According the 2019 Global Innovation Index, Australia fell out of the world’s 20 most innovative economies, coming in at 22nd. At the same time, with looming recession fears, solutions will need to be found to address a slowing economy.

But what does this mean for your office? The reality of a recession may mean hiring freezes, but that doesn’t mean you’ll necessarily have less work to do. The introduction of digital bots, or digital colleagues, to your office means heightened productivity without having to burn the midnight oil.

3. We'll see even more pressure on company transparency around the information they collect and how it's used

The 2020s are shaping up to be a decade defined by big data – with the advent of 5G and the explosion of connected devices and smart homes. This can create pressure on staff to correctly handle massive amounts of data, and there will be serious implications if data is mismanaged.
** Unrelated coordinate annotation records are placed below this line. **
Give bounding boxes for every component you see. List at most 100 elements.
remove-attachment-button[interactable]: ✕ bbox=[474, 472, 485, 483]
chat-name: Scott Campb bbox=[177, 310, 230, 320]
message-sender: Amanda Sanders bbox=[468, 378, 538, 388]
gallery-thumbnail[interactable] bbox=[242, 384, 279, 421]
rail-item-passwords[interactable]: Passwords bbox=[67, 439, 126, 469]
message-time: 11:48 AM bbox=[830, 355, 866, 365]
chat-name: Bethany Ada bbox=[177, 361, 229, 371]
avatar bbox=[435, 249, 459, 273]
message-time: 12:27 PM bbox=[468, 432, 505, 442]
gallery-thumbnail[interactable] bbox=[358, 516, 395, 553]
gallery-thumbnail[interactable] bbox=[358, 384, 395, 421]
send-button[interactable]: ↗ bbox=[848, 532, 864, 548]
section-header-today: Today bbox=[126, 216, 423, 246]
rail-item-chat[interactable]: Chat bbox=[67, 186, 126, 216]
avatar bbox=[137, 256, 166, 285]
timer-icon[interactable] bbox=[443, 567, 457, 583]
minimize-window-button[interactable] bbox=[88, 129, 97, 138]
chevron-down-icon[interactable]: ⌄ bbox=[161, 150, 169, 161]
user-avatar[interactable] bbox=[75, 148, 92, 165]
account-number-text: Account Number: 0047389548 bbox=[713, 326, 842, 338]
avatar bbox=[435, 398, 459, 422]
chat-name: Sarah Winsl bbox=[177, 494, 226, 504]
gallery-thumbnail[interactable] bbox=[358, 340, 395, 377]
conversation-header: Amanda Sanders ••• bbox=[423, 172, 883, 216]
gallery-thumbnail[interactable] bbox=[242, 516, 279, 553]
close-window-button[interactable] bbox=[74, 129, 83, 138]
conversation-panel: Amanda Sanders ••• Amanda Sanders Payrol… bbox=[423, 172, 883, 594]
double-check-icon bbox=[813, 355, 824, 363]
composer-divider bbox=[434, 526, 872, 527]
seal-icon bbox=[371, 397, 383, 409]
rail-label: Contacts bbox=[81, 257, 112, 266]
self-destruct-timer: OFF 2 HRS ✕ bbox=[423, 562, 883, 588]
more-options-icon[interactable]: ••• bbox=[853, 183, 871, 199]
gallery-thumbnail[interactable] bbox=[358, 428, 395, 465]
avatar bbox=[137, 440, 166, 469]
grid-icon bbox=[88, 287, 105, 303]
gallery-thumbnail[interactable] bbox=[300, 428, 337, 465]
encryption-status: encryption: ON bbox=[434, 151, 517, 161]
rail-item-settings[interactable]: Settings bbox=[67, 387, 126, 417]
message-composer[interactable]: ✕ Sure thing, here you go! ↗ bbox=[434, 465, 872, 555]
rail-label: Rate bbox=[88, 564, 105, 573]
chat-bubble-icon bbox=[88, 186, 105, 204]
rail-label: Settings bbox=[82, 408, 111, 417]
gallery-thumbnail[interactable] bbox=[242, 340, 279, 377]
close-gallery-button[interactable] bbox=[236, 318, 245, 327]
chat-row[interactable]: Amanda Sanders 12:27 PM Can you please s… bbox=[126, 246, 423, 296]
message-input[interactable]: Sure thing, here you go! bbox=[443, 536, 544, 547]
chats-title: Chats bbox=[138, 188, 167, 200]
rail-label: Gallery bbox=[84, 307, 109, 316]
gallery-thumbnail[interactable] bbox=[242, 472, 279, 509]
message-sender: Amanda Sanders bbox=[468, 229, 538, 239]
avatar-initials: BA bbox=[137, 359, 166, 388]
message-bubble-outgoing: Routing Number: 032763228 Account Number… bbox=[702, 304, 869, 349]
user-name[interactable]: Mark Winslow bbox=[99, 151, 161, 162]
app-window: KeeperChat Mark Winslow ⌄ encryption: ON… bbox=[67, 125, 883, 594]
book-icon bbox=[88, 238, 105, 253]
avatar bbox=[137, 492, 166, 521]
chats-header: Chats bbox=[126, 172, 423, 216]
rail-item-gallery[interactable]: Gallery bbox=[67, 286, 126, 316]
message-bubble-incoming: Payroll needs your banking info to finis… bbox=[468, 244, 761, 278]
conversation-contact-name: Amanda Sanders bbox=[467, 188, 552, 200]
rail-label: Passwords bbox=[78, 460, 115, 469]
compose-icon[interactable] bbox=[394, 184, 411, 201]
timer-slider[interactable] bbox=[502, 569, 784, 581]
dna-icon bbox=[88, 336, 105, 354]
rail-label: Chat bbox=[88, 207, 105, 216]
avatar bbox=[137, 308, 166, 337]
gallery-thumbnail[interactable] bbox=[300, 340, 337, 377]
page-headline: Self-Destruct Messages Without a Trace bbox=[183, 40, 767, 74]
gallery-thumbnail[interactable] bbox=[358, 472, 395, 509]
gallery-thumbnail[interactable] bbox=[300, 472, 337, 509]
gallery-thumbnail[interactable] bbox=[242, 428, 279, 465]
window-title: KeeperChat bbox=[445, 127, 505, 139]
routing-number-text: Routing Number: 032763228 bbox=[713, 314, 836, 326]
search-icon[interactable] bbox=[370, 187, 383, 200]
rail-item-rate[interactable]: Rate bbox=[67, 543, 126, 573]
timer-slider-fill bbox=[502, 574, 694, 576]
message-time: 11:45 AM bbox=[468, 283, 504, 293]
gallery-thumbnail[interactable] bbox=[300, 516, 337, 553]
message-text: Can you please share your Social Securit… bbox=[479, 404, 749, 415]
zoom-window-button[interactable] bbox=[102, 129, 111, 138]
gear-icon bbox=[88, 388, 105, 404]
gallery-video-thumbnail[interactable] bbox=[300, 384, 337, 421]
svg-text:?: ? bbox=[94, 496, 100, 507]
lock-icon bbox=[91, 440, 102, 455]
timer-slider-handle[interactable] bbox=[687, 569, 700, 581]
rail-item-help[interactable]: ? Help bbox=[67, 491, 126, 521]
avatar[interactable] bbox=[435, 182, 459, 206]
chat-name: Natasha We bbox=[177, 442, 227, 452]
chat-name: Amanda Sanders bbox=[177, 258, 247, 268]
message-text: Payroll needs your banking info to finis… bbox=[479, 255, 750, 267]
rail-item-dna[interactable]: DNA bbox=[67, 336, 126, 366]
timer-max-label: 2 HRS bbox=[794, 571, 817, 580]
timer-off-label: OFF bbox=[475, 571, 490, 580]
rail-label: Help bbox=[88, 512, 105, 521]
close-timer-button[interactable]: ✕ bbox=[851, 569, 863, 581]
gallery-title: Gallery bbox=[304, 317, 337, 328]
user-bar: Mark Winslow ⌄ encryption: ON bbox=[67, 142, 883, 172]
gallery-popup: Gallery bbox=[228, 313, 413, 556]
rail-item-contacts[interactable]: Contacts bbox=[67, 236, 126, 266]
Businesses will start to roll out solutions, including artificial intelligence (AI) and digital bots, to help office workers who handle large amounts of data to maintain compliance. 

4. We'll see demand for IT skills boom across all industries and jobs by the end of the year

Over 2020, we expect to see IT skills appear across a vast array of job roles – developers, business analysts, program and project managers etc. – and in all verticals – IT, BPO, HR, education, insurance, banking, among others.

Not only does this mean new career opportunities to be forged by the younger generation, but also a chance for the current human workforce to reskill, retrain and add a new dimension to their current job roles.

Adrian Jones is the executive vice president of Automation Anywhere Asia Pacific and Japan.